So a few weeks ago, I’m listening to this Fresh Aire interview with David Cay Johnston of The New York Times about his book Free Lunch it which he makes the claim that the wealthy are essentially looting the general public via the government to make themselves even richer. Now, some of his claims, I think, are a bit overblown. Still, when he points out that one of the reasons given for the increase in crime in LA is that the police spend huge amounts of time responding to false burglar alarms, you have to admit that there’s something amiss.
So, tonight, I’m listening a podcast of this lecture by Naomi Klein when I’m hit with a big “What the fuck is wrong with people?” moment. In her lecture Ms. Klein describes being in New Orleans shortly after Katrina and being in a car accident. Suffering minor injuries (a gash on the back of her neck, and a concussion), she tries to bargain with paramedics to let her go as they load her into the ambulance. She’s seen the medical facilities refugees are in, and figures that she’d be better off not going there. Before she can successfully make her case, she passes out from the concussion.
When she comes to, she finds that she’s in a very luxurious hospital room (she compares it to a spa). Curious as to where she is and not being able to leave (and also noticing that there’s not too many patients about) she begins asking her doctor questions. When he explains to her that she’s in a private hospital in New Orleans, she says that it must have been chaotic in the hospital during the hurricane. The doctor replies, “I don’t know. I wasn’t on duty.” She’s stunned, since doctors from all over had been heading towards New Orleans when they heard about the hurricane and here was a doctor who was in the area and didn’t think, “Hmm. There’s probably going to be people hurt. I’d better go to the hospital.”
Now, some of the things she brings up in her lecture, I’m not quite certain if her points are necessarily valid, but the overall picture she paints is much grimmer than that story about the doctor.
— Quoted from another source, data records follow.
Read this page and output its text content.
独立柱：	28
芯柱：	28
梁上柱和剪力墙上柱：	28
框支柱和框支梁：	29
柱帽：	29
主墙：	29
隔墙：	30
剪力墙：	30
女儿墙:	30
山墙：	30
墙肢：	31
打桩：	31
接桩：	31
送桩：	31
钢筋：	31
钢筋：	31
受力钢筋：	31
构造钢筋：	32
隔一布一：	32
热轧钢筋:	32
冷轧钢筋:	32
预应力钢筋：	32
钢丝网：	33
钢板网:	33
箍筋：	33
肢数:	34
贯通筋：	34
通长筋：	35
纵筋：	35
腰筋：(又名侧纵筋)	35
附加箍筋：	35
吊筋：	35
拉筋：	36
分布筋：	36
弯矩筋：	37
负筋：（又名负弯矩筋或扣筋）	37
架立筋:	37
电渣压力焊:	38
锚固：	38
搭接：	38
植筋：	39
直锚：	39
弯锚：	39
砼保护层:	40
In Argentina, Bechtel is put in charge of a city’s water supply and shortly after that collecting rain water is made illegal. (Bechtel is apparently thrown out of the country at about the same time it’s awarded the contract to rebuild the water system in Baghdad.) She also describes HelpJet which is a charter air service, for those who can afford it, that will evacuate you pretty much anywhere you want to go, if it looks like a hurricane is coming.
I can’t really do her lecture justice in summarizing it here. You just have to listen to it to get the full impact, but one of the points that she makes is that if we rely on private entities to handle certain matters, then there’s no incentive to fix the public entities which do the same, or similar tasks. What got my alarm bells ringing, though, was her account of events during the recent California wildfires.
Blackwater, the firm made infamous for it’s work in Iraq, was not only running around saying, “If you hired us, we could help!” but was lobbying to be put in charge of border patrol. Both these ideas strike me as Really Bad[sup]TM[/sup]. It does, however, get, IMHO, worse.
You see, AIG, the insurance company, offers, for a “mere” $19K/yr, the services of a private fire department. While the wildfires were raging, this department was busy keeping those customers houses from burning down. I couldn’t help but think that if you’d gone up to those customers before they’d bought the policy and said, “We’re raising your taxes $19K/yr to pay for improvements to the fire department.” they’d have had the heads of every elected official involved.
I gotta say that if her point of “The common reaction to a disaster is now, ‘How can I make a buck from this?’” then we are well, and truly, fucked.